ライルは少し驚いて言った。「俺は焦ってないよ。」
スー。「あなたのことじゃない。」
シアはスプーンを投げ、すぐに立ち上がった。
「誰が焦っているっていうの?」
エミリアの口角がぴくりと動いた。
誰もあなたのことを言っていないのに、どうしてそう思っているの?
これを見るに、シアの戦闘力はこの小さなサキュバスに劣っているのかもしれない。
少なくとも陰でこそこそとした嫌味は言える。
スーも立ち上がった。「どう思う?」
「面と向かって言え。

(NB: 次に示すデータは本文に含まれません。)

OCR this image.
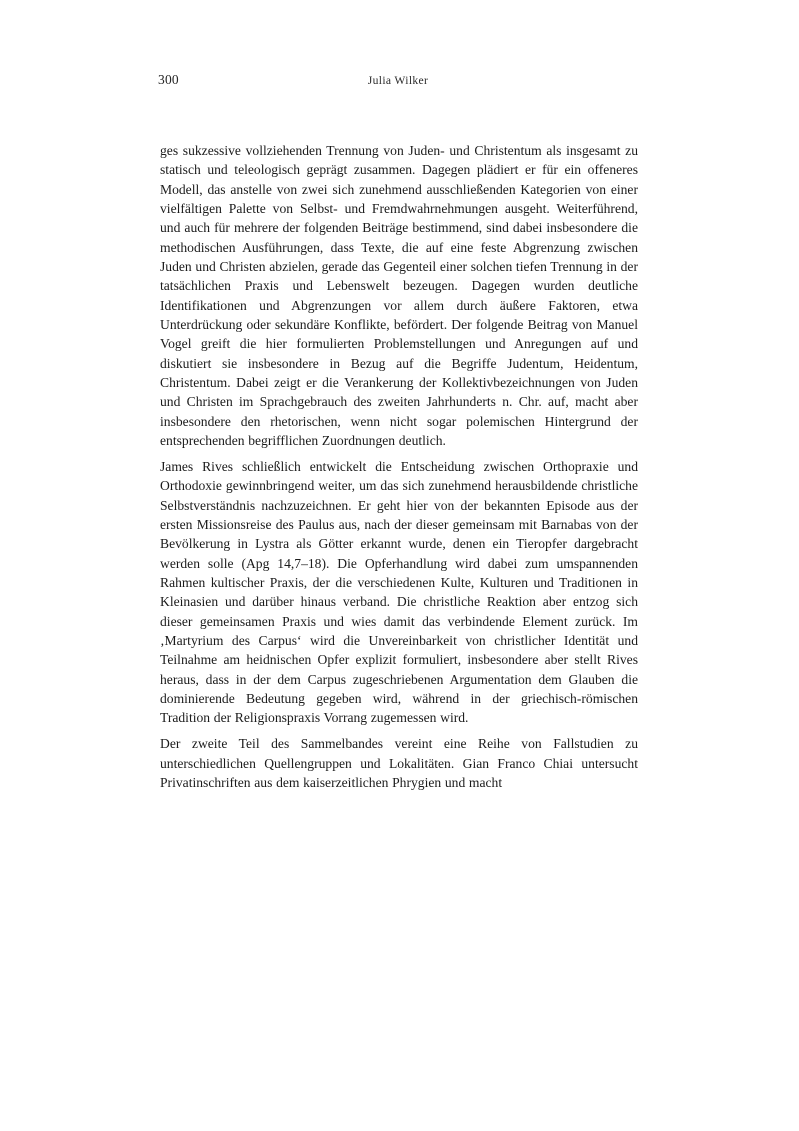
300	Julia Wilker

ges sukzessive vollziehenden Trennung von Juden- und Christentum als insgesamt zu statisch und teleologisch geprägt zusammen. Dagegen plädiert er für ein offeneres Modell, das anstelle von zwei sich zunehmend ausschließenden Kategorien von einer vielfältigen Palette von Selbst- und Fremdwahrnehmungen ausgeht. Weiterführend, und auch für mehrere der folgenden Beiträge bestimmend, sind dabei insbesondere die methodischen Ausführungen, dass Texte, die auf eine feste Abgrenzung zwischen Juden und Christen abzielen, gerade das Gegenteil einer solchen tiefen Trennung in der tatsächlichen Praxis und Lebenswelt bezeugen. Dagegen wurden deutliche Identifikationen und Abgrenzungen vor allem durch äußere Faktoren, etwa Unterdrückung oder sekundäre Konflikte, befördert. Der folgende Beitrag von Manuel Vogel greift die hier formulierten Problemstellungen und Anregungen auf und diskutiert sie insbesondere in Bezug auf die Begriffe Judentum, Heidentum, Christentum. Dabei zeigt er die Verankerung der Kollektivbezeichnungen von Juden und Christen im Sprachgebrauch des zweiten Jahrhunderts n. Chr. auf, macht aber insbesondere den rhetorischen, wenn nicht sogar polemischen Hintergrund der entsprechenden begrifflichen Zuordnungen deutlich.

James Rives schließlich entwickelt die Entscheidung zwischen Orthopraxie und Orthodoxie gewinnbringend weiter, um das sich zunehmend herausbildende christliche Selbstverständnis nachzuzeichnen. Er geht hier von der bekannten Episode aus der ersten Missionsreise des Paulus aus, nach der dieser gemeinsam mit Barnabas von der Bevölkerung in Lystra als Götter erkannt wurde, denen ein Tieropfer dargebracht werden solle (Apg 14,7–18). Die Opferhandlung wird dabei zum umspannenden Rahmen kultischer Praxis, der die verschiedenen Kulte, Kulturen und Traditionen in Kleinasien und darüber hinaus verband. Die christliche Reaktion aber entzog sich dieser gemeinsamen Praxis und wies damit das verbindende Element zurück. Im ‚Martyrium des Carpus‘ wird die Unvereinbarkeit von christlicher Identität und Teilnahme am heidnischen Opfer explizit formuliert, insbesondere aber stellt Rives heraus, dass in der dem Carpus zugeschriebenen Argumentation dem Glauben die dominierende Bedeutung gegeben wird, während in der griechisch-römischen Tradition der Religionspraxis Vorrang zugemessen wird.

Der zweite Teil des Sammelbandes vereint eine Reihe von Fallstudien zu unterschiedlichen Quellengruppen und Lokalitäten. Gian Franco Chiai untersucht Privatinschriften aus dem kaiserzeitlichen Phrygien und macht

」
「最初から背後で話していない。」
「さっき誰のことを言っていたの?」
「誰のことを言っても、あなたのことではないよ。」
スーは一瞬驚いた。
彼女は確かに口論が得意ではない。
相手が何を言おうと、ただ逆のことを言っているだけだ。
何かおかしい?
スーは少し黙った。「まあ、あなたのことを言っていたよ。」
シアの顔色が白くなった。
時々、無邪気な戦闘力はかなり強い。
ライルはスーを引き寄せて立ち上がった。
エミリアはシアを引き寄せて立ち上がった。
「ライル、君は本当にこのサキュバスと一緒に、低層で過ごすつもり?」
シアは少し頭を傾け、口調はあまり良くなかった。
ライルの動きが止まった。「誰もが第一層から始めるんだ。」
シアは嘲笑した。「だから、44層から逆に進むの?」
ライルはスーの滑らかな顔を見ながら言った。「彼女もかわいいと思うし、彼女と一緒に攻略するのは面白いと思うよ。彼女はご飯を半分くれるし、そうだろ?」
スーの顔色は緊張していた。
そんなことを言わないで。
シア。「あなた!」
ライルは少し考えて言った。「シア、実は前から聞きたいことがあったんだ。」
「2年前、私はどこでも壁に突き当たっていた時、なぜ君は私を泥沼から引き上げてくれたの?」
彼がイオフに来たばかりの頃、彼は常に一人だった。
聖光、魔法、剣術、何もなかった。
研究室?
食べることもできないのに、実験をする気力があるわけがない。
シアが彼にイシュガルドへの扉を叩くチャンスを与えてくれた。
心の中に何か幻想を持っているわけではない。
ただ、シアが彼を引き上げた時の気持ちが気になっていたのだ。
「たとえあなたがイオフに来たばかりで、人脈も積み重ねもない状態でも、あなたの人生はずっと順風満帆だったのだろう?」
ライルは少し間を置いて言った。「本当に不思議だ。なぜスキルもなかった私のような学者を見抜いたの?」
エミリアは一瞬驚いて顔色が変わった。「シア!」
フローの性格や体型は昔と変わらないが、
シアはただ姉の跡を追う臭い妹に過ぎなかった。
エミリアはちょうど卒業したばかり、
今、ライルと喧嘩しても、
最初は夢と未来のために集まったのを否定することはできない。
シアはポケットの中で拳を握りしめた。